Chegou-se ao disparate de enquadrar críticas ao presidente Jair Bolsonaro no art. 26 da LSN, que tipifica os crimes de calúnia e difamação contra os presidentes da República, do Senado, da Câmara e do Supremo Tribunal Federal (STF). Por exemplo, a instalação de dois outdoors em Palmas (TO) pedindo o impeachment de Jair Bolsonaro foi motivo para que o Ministério da Justiça pedisse a abertura de investigação com base na Lei 7.170/83.
Diante de tais abusos, claramente inconstitucionais, voltou-se a falar da possibilidade de o Supremo declarar a não recepção da LSN, no todo ou em parte, pela Constituição de 1988. Atualmente, existem ao menos cinco ações de partidos políticos, sob relatoria do ministro Gilmar Mendes, questionando trechos da Lei 7.170/83.
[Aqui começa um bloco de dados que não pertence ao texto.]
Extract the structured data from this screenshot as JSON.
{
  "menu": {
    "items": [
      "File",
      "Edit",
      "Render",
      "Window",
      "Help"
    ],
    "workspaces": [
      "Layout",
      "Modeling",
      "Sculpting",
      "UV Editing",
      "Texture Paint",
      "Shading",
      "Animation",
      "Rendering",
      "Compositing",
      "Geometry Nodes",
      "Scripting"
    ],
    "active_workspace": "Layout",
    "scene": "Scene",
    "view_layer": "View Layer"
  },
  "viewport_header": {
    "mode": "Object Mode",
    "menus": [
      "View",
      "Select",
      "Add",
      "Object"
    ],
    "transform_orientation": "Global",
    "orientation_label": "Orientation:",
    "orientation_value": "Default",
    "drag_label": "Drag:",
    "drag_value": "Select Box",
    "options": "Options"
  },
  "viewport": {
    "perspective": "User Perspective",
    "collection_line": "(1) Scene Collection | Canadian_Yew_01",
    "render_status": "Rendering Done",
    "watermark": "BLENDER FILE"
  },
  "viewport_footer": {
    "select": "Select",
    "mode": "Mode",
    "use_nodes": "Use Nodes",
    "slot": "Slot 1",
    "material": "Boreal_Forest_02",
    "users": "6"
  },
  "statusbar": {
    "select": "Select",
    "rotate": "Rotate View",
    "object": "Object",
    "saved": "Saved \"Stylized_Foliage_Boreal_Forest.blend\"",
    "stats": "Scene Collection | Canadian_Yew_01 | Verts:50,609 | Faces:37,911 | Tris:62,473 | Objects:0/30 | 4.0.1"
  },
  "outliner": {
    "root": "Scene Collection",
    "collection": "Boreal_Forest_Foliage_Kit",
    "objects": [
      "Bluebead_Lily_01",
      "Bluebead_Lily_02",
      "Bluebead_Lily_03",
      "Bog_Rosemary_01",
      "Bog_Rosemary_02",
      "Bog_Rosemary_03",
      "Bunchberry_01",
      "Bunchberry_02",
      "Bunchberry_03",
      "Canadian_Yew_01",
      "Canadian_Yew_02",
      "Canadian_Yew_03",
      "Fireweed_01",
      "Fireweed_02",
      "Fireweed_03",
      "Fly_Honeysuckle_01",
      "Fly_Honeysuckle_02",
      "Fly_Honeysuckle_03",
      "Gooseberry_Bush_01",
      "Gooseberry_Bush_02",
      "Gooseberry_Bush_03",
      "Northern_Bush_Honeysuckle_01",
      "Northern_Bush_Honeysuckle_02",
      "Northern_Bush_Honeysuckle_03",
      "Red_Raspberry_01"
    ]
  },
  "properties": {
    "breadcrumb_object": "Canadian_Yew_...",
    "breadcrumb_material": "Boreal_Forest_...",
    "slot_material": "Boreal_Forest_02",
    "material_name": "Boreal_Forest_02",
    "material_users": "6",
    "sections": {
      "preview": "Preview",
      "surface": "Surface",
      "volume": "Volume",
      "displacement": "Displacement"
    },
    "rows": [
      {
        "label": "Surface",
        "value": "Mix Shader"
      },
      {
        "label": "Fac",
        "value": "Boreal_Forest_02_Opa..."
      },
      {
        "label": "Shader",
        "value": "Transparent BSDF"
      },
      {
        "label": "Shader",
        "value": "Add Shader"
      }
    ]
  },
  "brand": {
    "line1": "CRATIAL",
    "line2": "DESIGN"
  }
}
Vale lembrar, no entanto, que até aqui o STF, nas vezes em que foi instado a se pronunciar sobre a compatibilidade da Lei 7.170/83 com o regime constitucional de 1988, sempre se manifestou pela validade da lei. Eventual inconstitucionalidade da LSN não surgiu agora, no governo de Jair Bolsonaro, para que o Supremo assuma o protagonismo da discussão.
O Poder Legislativo é o âmbito propício para o debate sobre a LSN, até porque não basta suspender a aplicação da Lei 7.170/83. A atual legislação protege importantes bens jurídicos, especialmente em relação ao funcionamento das instituições democráticas. Uma eliminação integral da LSN, levada a cabo pelo Supremo, sem a substituição por uma nova lei, traria não pequenos problemas.
Sob relatoria da deputada Margarete Coelho (PP-PI), há na Câmara um projeto de lei que revoga a LSN e cria a Lei de Defesa do Estado Democrático de Direito. O texto baseia-se em uma proposta apresentada em 2002 pelo então ministro da Justiça, Miguel Reale Júnior, tipificando no âmbito do próprio Código Penal, sem criar uma legislação especial, os crimes que ameaçam ou impedem o pleno funcionamento do Estado Democrático de Direito.
Ao se valer do projeto de lei apresentado em 2002, o Congresso tem a oportunidade não apenas de eliminar eventuais inconstitucionalidades da atual LSN – por exemplo, o art. 26, cuja aplicação autoritária recria o crime de maldizer o rei –, como pode promover uma profunda mudança de paradigma. Em vez de uma proteção ideológica do Estado, com o risco de ser interpretada como defesa da honra de seus integrantes ou de determinada corrente de pensamento, o foco da nova lei é a preservação do regime democrático, com o livre funcionamento de suas instituições.
De toda forma, como os próprios autores do texto reconhecem, o projeto de lei de 2002 precisa ser revisto e atualizado. Nesses quase 20 anos, a revolução tecnológica trouxe novos desafios. Basta pensar nas campanhas de ódio e desinformação difundidas nas redes sociais. A nova lei não pode ignorar que muitas das principais ameaças e violências contra o regime democrático são impetradas no ambiente virtual.
É passada a hora de revogar a Lei 7.170/83, cuja sistemática é pouco afeita às liberdades e garantias fundamentais. O País precisa de uma Lei de Defesa do Estado Democrático de Direito. Cabe ao Congresso debatê-la e aprová-la, sem vagar e sem afoitamento.